Paval raised both hands to touch the sides of his mask, then had to reach quickly to his right when the hop banked abruptly and started its descent. “Two, three, one. Got it.” The full-face visor kept Rahel from seeing his expression, but he sounded grim enough to sink a boat. A young man’s way of paying attention.
“Your BCD pressure valve is still back here.” She slapped the vent at the back of his neck, and he nodded understanding while gathering up the bandolier with his slides and sample bottles. “Be careful—the blink toggle is a lot touchier than the tongue release. You’ll lose buoyancy faster than you expect. Play around with it while you’re still up top, and don’t dive ’til you’re sure you’ve got the feel.”
And that was all they had time for. A resort employee in a fashionable short-sleeved halter cat-footed out to them from the cockpit and hurried them politely toward a cargo door in the farthest back compartment. From there, a wide open loading platform lowered them through the floor and into the bright, heady spangle of full sunlight above the rucked-up sea. The skate waiting below looked nearly shattered by the force of the hop’s repulsors.
“I think I liked the balloons better,” Rahel commented as the skate pilot ran out to meet them. Paval only grunted. She assumed that meant he was no more crazy about trying to jump from one craft to the other than she was.
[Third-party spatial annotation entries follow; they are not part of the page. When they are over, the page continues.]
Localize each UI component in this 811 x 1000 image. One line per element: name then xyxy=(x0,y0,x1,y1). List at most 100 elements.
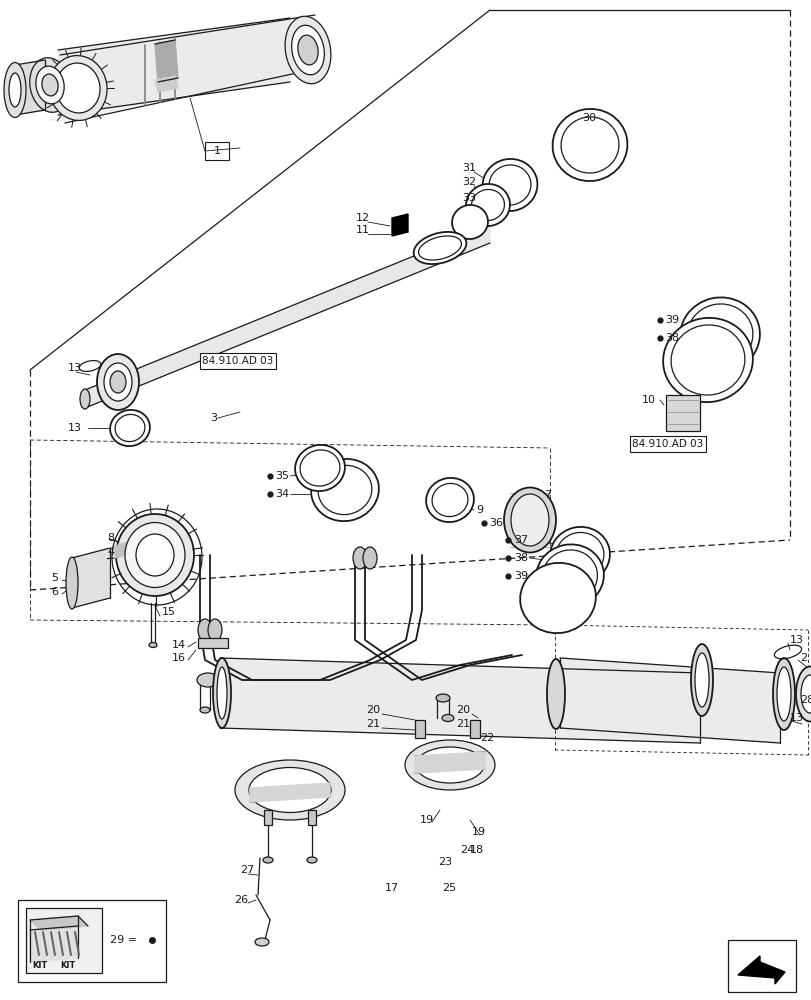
Ellipse shape xyxy=(363,547,376,569)
Polygon shape xyxy=(737,956,784,984)
Ellipse shape xyxy=(471,189,504,221)
Text: 5: 5 xyxy=(51,573,58,583)
Text: 38: 38 xyxy=(513,553,527,563)
Ellipse shape xyxy=(36,66,64,104)
Text: 2: 2 xyxy=(799,653,806,663)
Ellipse shape xyxy=(197,673,219,687)
Ellipse shape xyxy=(405,740,495,790)
Ellipse shape xyxy=(49,56,107,120)
Ellipse shape xyxy=(504,488,556,552)
Text: 19: 19 xyxy=(471,827,486,837)
Text: 36: 36 xyxy=(488,518,502,528)
Polygon shape xyxy=(30,916,88,930)
Ellipse shape xyxy=(418,236,461,260)
Polygon shape xyxy=(155,40,178,82)
Ellipse shape xyxy=(198,619,212,641)
Ellipse shape xyxy=(680,297,759,373)
Ellipse shape xyxy=(353,547,367,569)
Text: 84.910.AD 03: 84.910.AD 03 xyxy=(632,439,703,449)
Text: 6: 6 xyxy=(51,587,58,597)
Ellipse shape xyxy=(542,550,597,602)
Polygon shape xyxy=(72,548,109,608)
Text: 14: 14 xyxy=(172,640,186,650)
Ellipse shape xyxy=(415,747,483,783)
Polygon shape xyxy=(250,783,329,802)
Text: 25: 25 xyxy=(441,883,456,893)
Ellipse shape xyxy=(800,675,811,713)
Ellipse shape xyxy=(776,667,790,721)
Text: 7: 7 xyxy=(543,490,551,500)
Text: 33: 33 xyxy=(461,193,475,203)
Text: 30: 30 xyxy=(581,113,595,123)
Text: 24: 24 xyxy=(460,845,474,855)
Polygon shape xyxy=(85,225,489,408)
Ellipse shape xyxy=(690,644,712,716)
Polygon shape xyxy=(50,65,324,120)
Ellipse shape xyxy=(97,354,139,410)
Text: 18: 18 xyxy=(470,845,483,855)
Text: 13: 13 xyxy=(789,635,803,645)
Text: 16: 16 xyxy=(172,653,186,663)
Ellipse shape xyxy=(426,478,474,522)
Text: 13: 13 xyxy=(789,713,803,723)
Ellipse shape xyxy=(217,667,227,719)
Text: 34: 34 xyxy=(275,489,289,499)
Bar xyxy=(198,638,228,648)
Ellipse shape xyxy=(520,563,595,633)
Ellipse shape xyxy=(116,514,194,596)
Text: 26: 26 xyxy=(234,895,248,905)
Ellipse shape xyxy=(42,74,58,96)
Ellipse shape xyxy=(9,73,21,107)
Ellipse shape xyxy=(488,165,530,205)
Bar xyxy=(18,900,165,982)
Bar xyxy=(307,810,315,825)
Ellipse shape xyxy=(234,760,345,820)
Ellipse shape xyxy=(110,410,150,446)
Text: 32: 32 xyxy=(461,177,475,187)
Ellipse shape xyxy=(212,658,230,728)
Ellipse shape xyxy=(436,694,449,702)
Text: 38: 38 xyxy=(664,333,678,343)
Ellipse shape xyxy=(441,714,453,722)
Polygon shape xyxy=(392,214,407,236)
Text: 1: 1 xyxy=(213,146,221,156)
Text: 8: 8 xyxy=(107,533,114,543)
Text: 13: 13 xyxy=(68,423,82,433)
Ellipse shape xyxy=(263,857,272,863)
Ellipse shape xyxy=(80,389,90,409)
Ellipse shape xyxy=(694,653,708,707)
Text: 13: 13 xyxy=(68,363,82,373)
Ellipse shape xyxy=(307,857,316,863)
Bar xyxy=(470,720,479,738)
Ellipse shape xyxy=(255,938,268,946)
Text: 39: 39 xyxy=(664,315,678,325)
Text: 3: 3 xyxy=(210,413,217,423)
Text: 23: 23 xyxy=(437,857,452,867)
Polygon shape xyxy=(30,926,78,962)
Ellipse shape xyxy=(795,666,811,722)
Polygon shape xyxy=(58,18,290,115)
Bar xyxy=(26,908,102,973)
Bar xyxy=(204,142,229,160)
Ellipse shape xyxy=(431,483,467,517)
Polygon shape xyxy=(220,658,699,743)
Polygon shape xyxy=(560,658,779,743)
Ellipse shape xyxy=(56,63,100,113)
Ellipse shape xyxy=(413,232,466,264)
Ellipse shape xyxy=(549,527,609,583)
Text: 19: 19 xyxy=(419,815,434,825)
Ellipse shape xyxy=(318,465,371,515)
Polygon shape xyxy=(155,76,178,92)
Ellipse shape xyxy=(109,371,126,393)
Ellipse shape xyxy=(135,534,174,576)
Text: 10: 10 xyxy=(642,395,655,405)
Text: 20: 20 xyxy=(456,705,470,715)
Text: 22: 22 xyxy=(479,733,494,743)
Text: 15: 15 xyxy=(162,607,176,617)
Text: 37: 37 xyxy=(513,535,527,545)
Ellipse shape xyxy=(285,16,331,84)
Text: 39: 39 xyxy=(513,571,527,581)
Ellipse shape xyxy=(294,445,345,491)
Ellipse shape xyxy=(208,619,221,641)
Ellipse shape xyxy=(104,363,132,401)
“Slide down on your bottom!” the pilot shouted above the hop’s wind pollution. Rahel recognized his iron-dark features and patterned shirt from their first night counting jellies from the air. “I’ll take your gear, ma’am! You just slide on down!”
Gripping a corner cable with one hand, she eased herself awkwardly over the edge of the platform and dangled her pack into Jynn’s waiting arms. He placed it quickly but gently to one side, then positioned himself underneath her to offer support while she slid down after it.
“Is this thing gonna be here the whole time we’re under?” she asked as Jynn guided Paval down in turn. She didn’t like trying to imagine the noise and turbulence the aircraft’s constant presence might cause.
“Oh, no, ma’am.” The pilot darted a smile at her before turning back to wave off the waiting hop. “We’ll be going another few kilometers north and east of here yet. Mr. Sadena arranged it specially so we wouldn’t put you down right on top the jellyfish site.”
Instinct made Rahel grab the edge of the skate when the hop’s retreating pressure swell shoved it down into the water, then roughly released it again. “Apparently, fuel and time are not an issue as far as Mr. Sadena is concerned.” She scowled at Paval when he stumbled against her, but didn’t shake him off when he ended up clinging to her shoulder to steady himself.
“Mr. Sadena’s not the sort of man who cares too much what it costs to get his druthers,” Jynn remarked as he picked his way across the heaving deck toward the pilot’s station. He flashed Rahel a wry smile as he squeezed himself past. “But, then, I figure you noticed that already.”